Mit Menschen, die ihn nach der Bedeutung des Songs fragten, hatte Mercury wenig Geduld. „Die können mich mal, Darling“, sagte er. „Ich werde nicht mehr verraten, als jeder anständige Dichter sagen würden, wenn man ihn um eine Analyse seines Werks bittet: Wenn du es siehst, Darling, dann existiert es auch.“ Dennoch ist es durchaus möglich, dass der Song Bedeutungen hat, die Mercury noch nicht bereit war, preiszugeben. „Freddies Zeug lag lyrisch derart im Verborgenen“, erzählte May später einmal. „Aber aufgrund winziger Einblicke ließ sich darauf schließen, dass dort viele seiner persönliche Gedanken eingeflossen waren.“ Tatsächlich enthielt „Rhapsody“ womöglich den Schlüssel zu Mercurys wohlgehütetem Privatleben. „Der Song“, erklärt der Kritiker Anthony DeCurtis, „handelt von einer geheim gehaltenen Verfehlung – ‚Ich bin gestraft‘ – und gleichzeitig von diesem Streben nach Freiheit.“

Mercury hielt sein Innerstes verborgen, weil er das Gefühl hatte, keine andere Wahl zu haben. Manche hielten sein effeminiertes Verhalten hauptsächlich für Affektiertheit. Der Fotograf Mick Rock erinnert sich, dass Mercury sich mehr schlecht als recht an Beziehungen mit Frauen probierte („Ich weiß von ein oder zwei Namen“, sagt Rock). Gleichzeitig unterhielt Mercury eine leidenschaftliche Beziehung mit seiner langjährigen Partnerin Mary Austin, einer mondänen jungen Frau, die er bei Biba, einem Londoner Modehaus, kennengelernt hatte.

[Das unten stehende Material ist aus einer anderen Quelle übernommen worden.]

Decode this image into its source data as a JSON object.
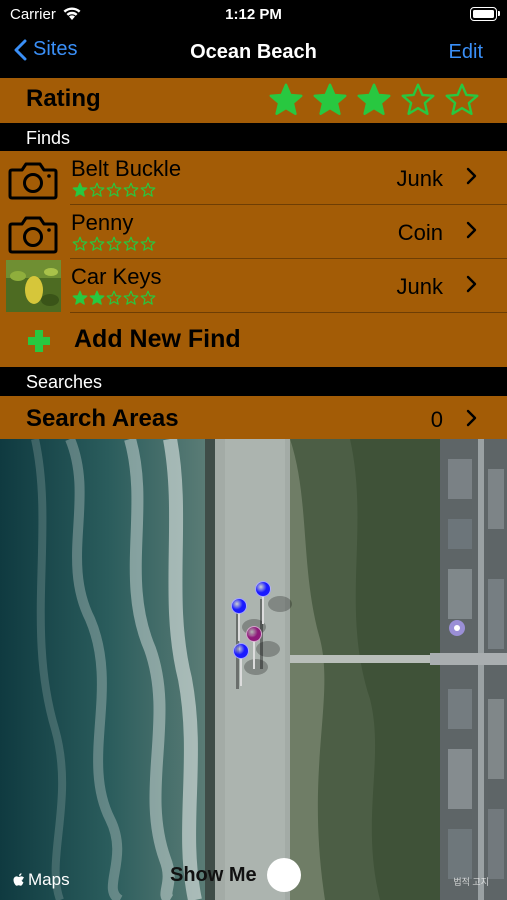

„Er dachte, er würde auf Frauen stehen“, erzählte einer von Mercurys ehemaligen Kommilitonen der Biografin Lesley-Ann Jones. „Er brauchte ziemlich lange, um einzusehen, dass er schwul war (…) Ich glaube nicht, dass er sich den Gefühlen stellen konnte, die das in ihm auslöste.“ 1976, als das Album „A Day At The Races“ erschien, hatte sich Mercury gegenüber sei ner Freundin Mary Austin schon länger seltsam verhalten. „Es war mir klar, dass ihn irgendetwas quälte“, sagte Austin im Dokumentarfilm „Freddie Mercury: The Untold Story“. Schließlich erzählte Mercury ihr von seinen neuen Erkenntnissen über sich selbst. „Es war befreiend, es tatsächlich von ihm selbst zu hören“, sagte sie.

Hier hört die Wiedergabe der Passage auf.